Uma delas é óbvia e claramente em ser produtivamente relacionado com o grupo que se insere como discípulo e na sociedade. Muitos "pretendentes" a discípulos não passam deste obstáculo, que para eles se torna intransponível devido ainda, a sua centripetação energética, em curtas palavras: egoísmo. São pessoas voltadas para si mesmas, que acumulam um monte de energias de vínculos pessoais, que não conseguem transpor por falta de formação e desenvolvimento espiritual.

Não transpondo essa etapa, já os desclassificados de estar e viver no caminho de um Mestre, que é amplo e versátil de energias que devem ser vividas, apreciadas, utilizadas produtivamente na multidimensionalidade de cada Ser. Isto significa, viver sem restrições energéticas, que são barreiras do servir.
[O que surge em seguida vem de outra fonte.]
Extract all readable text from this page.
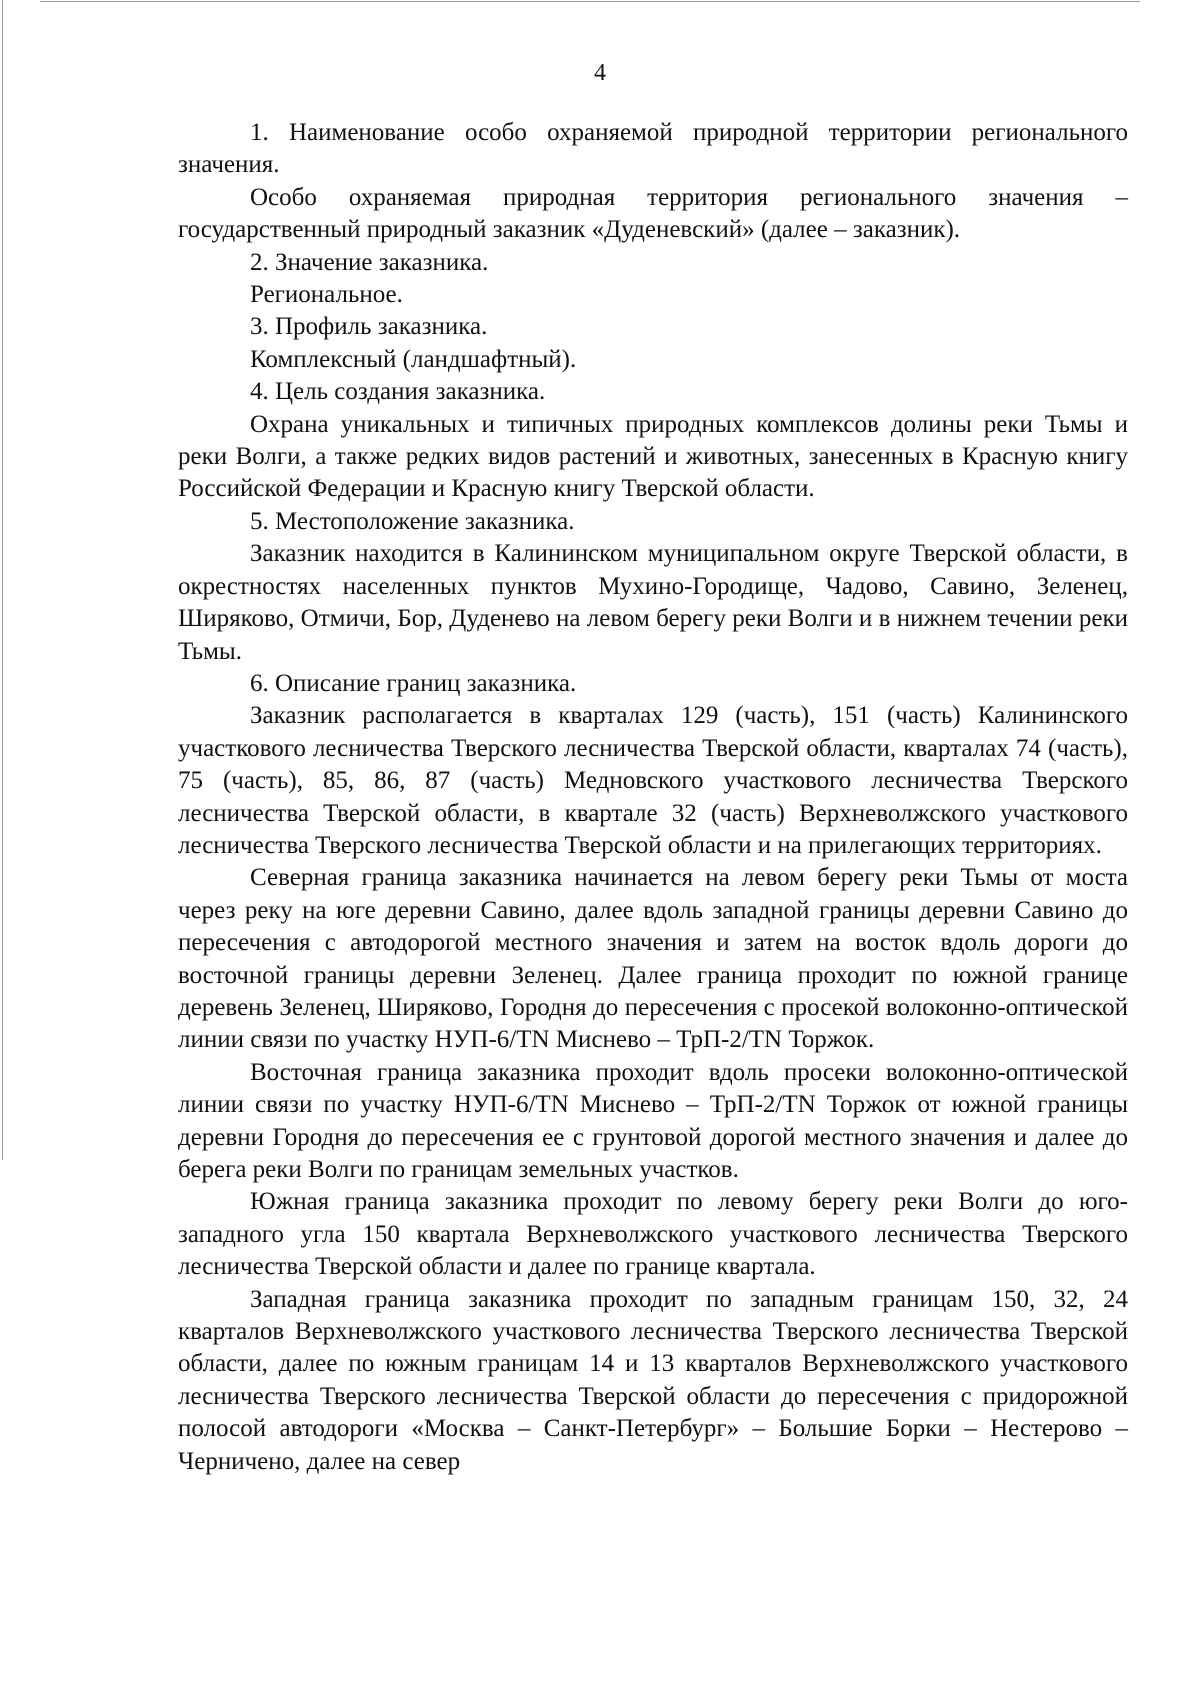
4

1. Наименование особо охраняемой природной территории регионального значения.

Особо охраняемая природная территория регионального значения – государственный природный заказник «Дуденевский» (далее – заказник).

2. Значение заказника.

Региональное.

3. Профиль заказника.

Комплексный (ландшафтный).

4. Цель создания заказника.

Охрана уникальных и типичных природных комплексов долины реки Тьмы и реки Волги, а также редких видов растений и животных, занесенных в Красную книгу Российской Федерации и Красную книгу Тверской области.

5. Местоположение заказника.

Заказник находится в Калининском муниципальном округе Тверской области, в окрестностях населенных пунктов Мухино-Городище, Чадово, Савино, Зеленец, Ширяково, Отмичи, Бор, Дуденево на левом берегу реки Волги и в нижнем течении реки Тьмы.

6. Описание границ заказника.

Заказник располагается в кварталах 129 (часть), 151 (часть) Калининского участкового лесничества Тверского лесничества Тверской области, кварталах 74 (часть), 75 (часть), 85, 86, 87 (часть) Медновского участкового лесничества Тверского лесничества Тверской области, в квартале 32 (часть) Верхневолжского участкового лесничества Тверского лесничества Тверской области и на прилегающих территориях.

Северная граница заказника начинается на левом берегу реки Тьмы от моста через реку на юге деревни Савино, далее вдоль западной границы деревни Савино до пересечения с автодорогой местного значения и затем на восток вдоль дороги до восточной границы деревни Зеленец. Далее граница проходит по южной границе деревень Зеленец, Ширяково, Городня до пересечения с просекой волоконно-оптической линии связи по участку НУП-6/TN Миснево – ТрП-2/TN Торжок.

Восточная граница заказника проходит вдоль просеки волоконно-оптической линии связи по участку НУП-6/TN Миснево – ТрП-2/TN Торжок от южной границы деревни Городня до пересечения ее с грунтовой дорогой местного значения и далее до берега реки Волги по границам земельных участков.

Южная граница заказника проходит по левому берегу реки Волги до юго-западного угла 150 квартала Верхневолжского участкового лесничества Тверского лесничества Тверской области и далее по границе квартала.

Западная граница заказника проходит по западным границам 150, 32, 24 кварталов Верхневолжского участкового лесничества Тверского лесничества Тверской области, далее по южным границам 14 и 13 кварталов Верхневолжского участкового лесничества Тверского лесничества Тверской области до пересечения с придорожной полосой автодороги «Москва – Санкт-Петербург» – Большие Борки – Нестерово – Черничено, далее на север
Este é o primeiro equívoco do pretendente ao discipulado: quando ele diz que quer ser um discípulo e o Mestre então, lhe diz: "Siga-me", o pretendente ao discipulado já pensa ser um discípulo. Ele não entende que seguir ao Mestre é, de todas as formas, equiparar-se à formação do Mestre. O "pretendente", em sua caracterização centrípeta, volta-se para si, como já sendo um ser superior e não observa o seu tão "querido" Mestre. A distância energética é tão grande, como milhões de anos-luz deste ser para o Ser... Mestre.
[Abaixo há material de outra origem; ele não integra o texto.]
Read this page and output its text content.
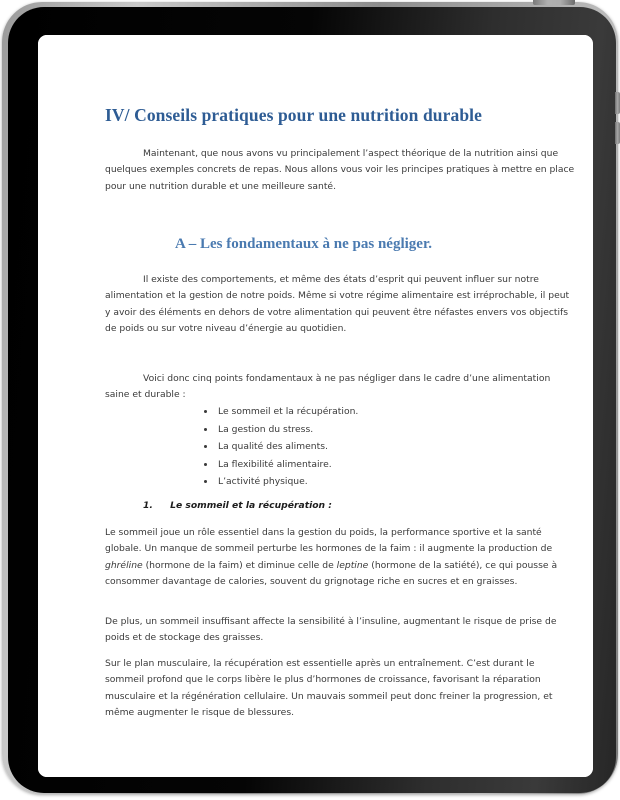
IV/ Conseils pratiques pour une nutrition durable

Maintenant, que nous avons vu principalement l’aspect théorique de la nutrition ainsi que quelques exemples concrets de repas. Nous allons vous voir les principes pratiques à mettre en place pour une nutrition durable et une meilleure santé.

A – Les fondamentaux à ne pas négliger.

Il existe des comportements, et même des états d’esprit qui peuvent influer sur notre alimentation et la gestion de notre poids. Même si votre régime alimentaire est irréprochable, il peut y avoir des éléments en dehors de votre alimentation qui peuvent être néfastes envers vos objectifs de poids ou sur votre niveau d’énergie au quotidien.

Voici donc cinq points fondamentaux à ne pas négliger dans le cadre d’une alimentation saine et durable :

Le sommeil et la récupération.
La gestion du stress.
La qualité des aliments.
La flexibilité alimentaire.
L’activité physique.
1. Le sommeil et la récupération :

Le sommeil joue un rôle essentiel dans la gestion du poids, la performance sportive et la santé globale. Un manque de sommeil perturbe les hormones de la faim : il augmente la production de ghréline (hormone de la faim) et diminue celle de leptine (hormone de la satiété), ce qui pousse à consommer davantage de calories, souvent du grignotage riche en sucres et en graisses.

De plus, un sommeil insuffisant affecte la sensibilité à l’insuline, augmentant le risque de prise de poids et de stockage des graisses.

Sur le plan musculaire, la récupération est essentielle après un entraînement. C’est durant le sommeil profond que le corps libère le plus d’hormones de croissance, favorisant la réparation musculaire et la régénération cellulaire. Un mauvais sommeil peut donc freiner la progression, et même augmenter le risque de blessures.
Dentro da caracterização desse pretendente, não faz ele outra coisa a não ser centralizar energia para si, isto é, pede constantemente ao seu Mestre, que pelo seu egoísmo lhe pertence, que lhe sirva, organizando-lhe a vida profissional, familiar, amorosa, econômica e inclusive seus vícios, que diz serem impossíveis, para ele resolver. O Mestre passa ser, para o pretendente, seu fiel "anjo da guarda", que o protege e que impede que este sofra danos. A relação dos homens com os anjos é de extrema escravidão; os anjos são serviçais dos homens, que lhes necessitam para livrar-lhes dos apuros em que se metem.
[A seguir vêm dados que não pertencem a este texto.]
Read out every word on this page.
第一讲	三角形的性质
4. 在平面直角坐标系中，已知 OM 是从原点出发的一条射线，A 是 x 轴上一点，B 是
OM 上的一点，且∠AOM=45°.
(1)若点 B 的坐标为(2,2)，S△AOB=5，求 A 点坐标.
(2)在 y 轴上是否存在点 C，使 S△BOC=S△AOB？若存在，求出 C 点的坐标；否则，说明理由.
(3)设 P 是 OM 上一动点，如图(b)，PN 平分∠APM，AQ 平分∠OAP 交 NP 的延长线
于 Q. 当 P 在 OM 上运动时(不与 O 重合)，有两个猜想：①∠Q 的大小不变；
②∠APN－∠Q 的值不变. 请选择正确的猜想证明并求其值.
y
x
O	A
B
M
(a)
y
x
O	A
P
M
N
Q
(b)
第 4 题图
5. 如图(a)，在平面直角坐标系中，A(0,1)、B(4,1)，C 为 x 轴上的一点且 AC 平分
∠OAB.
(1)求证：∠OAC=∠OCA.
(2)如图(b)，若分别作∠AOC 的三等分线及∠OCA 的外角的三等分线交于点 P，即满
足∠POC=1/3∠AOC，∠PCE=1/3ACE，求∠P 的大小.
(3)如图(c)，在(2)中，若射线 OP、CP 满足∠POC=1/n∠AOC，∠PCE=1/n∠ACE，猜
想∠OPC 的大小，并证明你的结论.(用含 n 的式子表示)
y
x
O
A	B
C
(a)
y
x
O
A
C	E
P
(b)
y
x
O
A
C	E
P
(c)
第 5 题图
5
Irresponsável e inconsequentemente, o pretendente a discípulo, relaciona-se com o Mestre através de barganha e de sentimentalismo. Não percebe que ser aceito é trabalho árduo e constante, que leva anos e encarnações. Ser Discípulo não é um título de nobreza que se compra, como na iludida vida do homem.

Existem vários pretendentes a discípulo que parecem disco riscado: repetem, repetem, fixados em seus medíocres problemas, tentando resolvê-los de maneira comum as suas características, sem muito esforço, esperando que façam por eles e ainda mais, que reconheçam o que fazem, quer dizer: o Mestre os reconheça esforçados. Mas esta carta não deveria se referir ao pretendente ao discipulado e sim, ao próprio discípulo. Me referi ao pretendente para que não houvesse confusão com o verdadeiro discípulo.

O discípulo não é somente o oposto do pretendente, é mais em sua formação e na constância de permanecer discípulo. Manter-se na hierarquia conquistada é serviço fundamental para quem tem consciência da evolução. Porém, o discípulo, por ordem natural de vida, não se preocupa em manter-se, pois o seu interesse é unicamente em servir e isto é que o mantém. A aquisição do serviço em sua vida o torna real em sua ação, que o eterniza pela realização que ele transforma tudo, que de forma harmônica, deve formar-se.

Já o Mestre, é o Ser que o discípulo deve seguir; é Nele que o discípulo deve inspirar-se. Se o discípulo for humilde o suficiente para tê-Lo em sua vida e reconhecê-Lo, dentre as ilusões que possa construir em sua mente.